From writing about ten sitting US presidents to traveling to Southeast Asia to report on the Vietnam War, Booker was a journalist like no other. He also had a colorful presence as he favored big bow ties and fashionable suits.

Booker was called the “Dean of the Black Press” because he covered every presidential election since 1953. He also authored two books: “Shocking the Conscience: A Reporter’s Account of the Civil Rights Movement” and “Black Man’s America.”

Booker was born in Baltimore on Aug. 27, 1918. His father was a Baptist minister and director of a YMCA. The family later moved to Youngstown, Ohio, where his father opened another YMCA.

“From an early age, I knew I wanted to be a writer,” Booker told the Vindicator. “Teaching and preaching were the best advances for Blacks at the time. But I wanted to write.”

Booker’s accomplishments include, the National Press Club’s Fourth Estate Award (1982), an award given to an individual who has achieved distinction for a lifetime of contributions to American journalism; elected president of the Capitol Press Club (1956); inducted into Hall of Fame of the Washington Chapter of Sigma Delta Chi (1984); Master Communicators Award, National Black Media Coalition (1998); Phoenix Award, Congressional Black Caucus Foundation (2010); inducted into the Hall of Fame of the National Association of Black Journalists (2013); and the George Polk Award in journalism, an award that recognize reporting across all media.

Booker earned an English degree in 1942 from Virginia Union University in Richmond.  Shortly after Booker left the AFRO, he joined the Cleveland Call and Post, another Black publication, where he received a Newspaper Guild Award for a series covering slum housing.

Booker was married twice. His first marriage with Thelma Cunningham ended in divorce. He later married Carol McCabe. He was married to McCabe for 44 years.

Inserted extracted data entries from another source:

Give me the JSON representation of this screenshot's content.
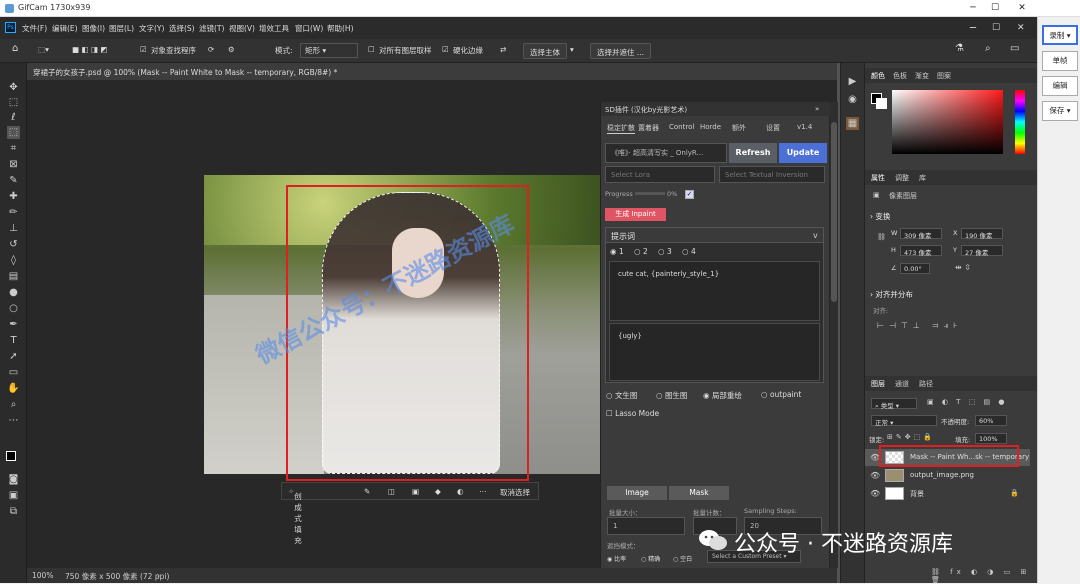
{
  "gifcam": {
    "title": "GifCam 1730x939",
    "buttons": [
      "录制",
      "单帧",
      "编辑",
      "保存"
    ]
  },
  "menu": [
    "文件(F)",
    "编辑(E)",
    "图像(I)",
    "图层(L)",
    "文字(Y)",
    "选择(S)",
    "滤镜(T)",
    "视图(V)",
    "增效工具",
    "窗口(W)",
    "帮助(H)"
  ],
  "options": {
    "auto_select": "对象查找程序",
    "mode_label": "模式:",
    "mode_value": "矩形",
    "sample_all": "对所有图层取样",
    "enhance": "硬化边缘",
    "select_subject": "选择主体",
    "select_and_mask": "选择并遮住 ..."
  },
  "document": {
    "tab": "穿裙子的女孩子.psd @ 100% (Mask -- Paint White to Mask -- temporary, RGB/8#) *",
    "zoom": "100%",
    "size": "750 像素 x 500 像素 (72 ppi)"
  },
  "watermark_canvas": "微信公众号：不迷路资源库",
  "contextbar": {
    "generate": "创成式填充",
    "deselect": "取消选择"
  },
  "sd": {
    "title": "SD插件 (汉化by光影艺术)",
    "tabs": [
      "稳定扩散",
      "置着器",
      "Control",
      "Horde",
      "额外",
      "设置",
      "v1.4"
    ],
    "model": "《唯》· 超高清写实 _ OnlyR...",
    "refresh": "Refresh",
    "update": "Update",
    "lora": "Select Lora",
    "embedding": "Select Textual Inversion",
    "progress_label": "Progress",
    "progress_pct": "0%",
    "generate": "生成 Inpaint",
    "prompt_header": "提示词",
    "prompt_tabs": [
      "1",
      "2",
      "3",
      "4"
    ],
    "prompt_text": "cute cat, {painterly_style_1}",
    "negative_text": "{ugly}",
    "modes": [
      "文生图",
      "图生图",
      "局部重绘",
      "outpaint"
    ],
    "lasso": "Lasso Mode",
    "image_btn": "Image",
    "mask_btn": "Mask",
    "batch_size_label": "批量大小：",
    "batch_size": "1",
    "batch_count_label": "批量计数：",
    "steps_label": "Sampling Steps:",
    "steps": "20",
    "mask_mode_label": "遮挡模式：",
    "mask_opts": [
      "比率",
      "精确",
      "空白"
    ],
    "preset": "Select a Custom Preset"
  },
  "right": {
    "color_tabs": [
      "颜色",
      "色板",
      "渐变",
      "图案"
    ],
    "props_tabs": [
      "属性",
      "调整",
      "库"
    ],
    "pixel_layer": "像素图层",
    "transform": "变换",
    "w": "309 像素",
    "x": "190 像素",
    "h": "473 像素",
    "y": "27 像素",
    "angle": "0.00°",
    "align": "对齐并分布",
    "align_sub": "对齐:",
    "layers_tabs": [
      "图层",
      "通道",
      "路径"
    ],
    "filter": "类型",
    "blend": "正常",
    "opacity_label": "不透明度:",
    "opacity": "60%",
    "lock_label": "锁定:",
    "fill_label": "填充:",
    "fill": "100%",
    "layers": [
      "Mask -- Paint Wh...sk -- temporary",
      "output_image.png",
      "背景"
    ]
  },
  "wechat": "公众号 · 不迷路资源库"
}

Booker is survived by his wife; three children: Simeon Booker III, Theresa Booker; and Theodore Booker; and several grandchildren. His son, Abdul Wali Muhammad (also known as James Booker), who was editor in chief of the Nation of Islam’s newspaper, the {Final Call}, died in 1991 at the age of 37.

In February, 15 US representatives, including Ohio Reps. Tim Ryan (D), Dave Joyce (R) and Marcia Fudge (D) introduced bipartisan legislation to award the Congressional Gold Medal to Booker in recognition of his achievements in the field of journalism.  The bill was referred to the House Committee on Financial Services.

“I couldn’t think of a more worthy American than Simeon Booker to be awarded Congress’s highest honor, the Congressional Gold Medal. His long and illustrious career in journalism and his work to advance the civil rights movement has forever changed our nation for the better,” said Rep. Ryan in a statement. “Simeon Booker has devoted his life’s work to breaking barriers and changing the hearts and minds of all those he touched through his writing. He is a true American hero.”